LONDON (Reuters) - British Prime Minister Boris Johnson abused his powers by suspending parliament from next week until shortly before Britain leaves the European Union, London’s High Court was told on Thursday.
Johnson announced at the end of August that he would suspend parliament from mid-September to mid-October, just before Britain is due to exit the European Union on Oct. 31, to allow the government to announce a new legislative program.
David Pannick, a lawyer representing the campaigner Gina Miller, told the court that in the last 40 years parliament had never been suspended for so long.
Pannick said comments from Johnson showed that an important part of his reasoning was that parliament might say or do something that impeded the government’s Brexit plans.
He cited Johnson’s note to aides on Aug. 16 dismissing the September gathering in the House of Commons as a “rigmarole” and saying he did not see “anything shocking” about suspending parliament.
“It breaches the legal principle of parliamentary sovereignty,” he said. “What the prime minister is not entitled to do is to close parliament for five weeks at such a critical time without justification.”

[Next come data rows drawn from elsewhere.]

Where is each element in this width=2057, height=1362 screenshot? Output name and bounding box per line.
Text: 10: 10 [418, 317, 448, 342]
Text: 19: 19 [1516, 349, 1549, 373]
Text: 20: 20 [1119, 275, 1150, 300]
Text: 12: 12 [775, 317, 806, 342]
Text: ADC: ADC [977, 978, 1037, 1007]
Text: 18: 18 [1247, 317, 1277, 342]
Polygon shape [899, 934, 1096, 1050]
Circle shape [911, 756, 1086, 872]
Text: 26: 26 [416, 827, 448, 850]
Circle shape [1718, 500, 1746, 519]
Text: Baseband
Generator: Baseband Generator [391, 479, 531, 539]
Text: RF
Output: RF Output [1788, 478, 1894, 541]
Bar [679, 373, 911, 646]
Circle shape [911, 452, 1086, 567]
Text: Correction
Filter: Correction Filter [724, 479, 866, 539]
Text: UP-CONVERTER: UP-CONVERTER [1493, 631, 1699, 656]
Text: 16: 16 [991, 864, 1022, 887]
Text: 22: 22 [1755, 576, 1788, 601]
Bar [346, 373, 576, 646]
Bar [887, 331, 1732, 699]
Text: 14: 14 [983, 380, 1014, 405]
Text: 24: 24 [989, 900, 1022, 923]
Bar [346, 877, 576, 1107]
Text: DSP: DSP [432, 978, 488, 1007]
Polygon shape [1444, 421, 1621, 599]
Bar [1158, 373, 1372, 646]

The legal challenge has lost some of its relevance after lawmakers voted this week to force Johnson to seek a three-month delay to Brexit rather than leaving without a deal on Oct. 31 and there could soon be a general election.
Pannick said the case was not about whether Britain should leave the EU or on what terms, nor was it a criticism of Queen Elizabeth who agreed to the government’s request for a suspension.
He said Johnson’s case was that there was no precedence for such legal action.
“Our response is that there is no precedence because no prime minister in modern history has abused his power” to advise the Queen to suspend parliament for so long, he added.
Miller, the campaigner who mounted a successful legal challenge to former Prime Minister Theresa May’s government over its authority to leave the EU without a vote in parliament, is seeking a judicial review.
Her case is supported by former Conservative Prime Minister John Mayor and Shami Chakrabarti, the opposition Labour Party’s top legal adviser.
On Wednesday, a Scottish court ruled that Johnson’s decision on the matter was not one for judges to decide. A similar legal bid in Northern Ireland will be heard on Friday.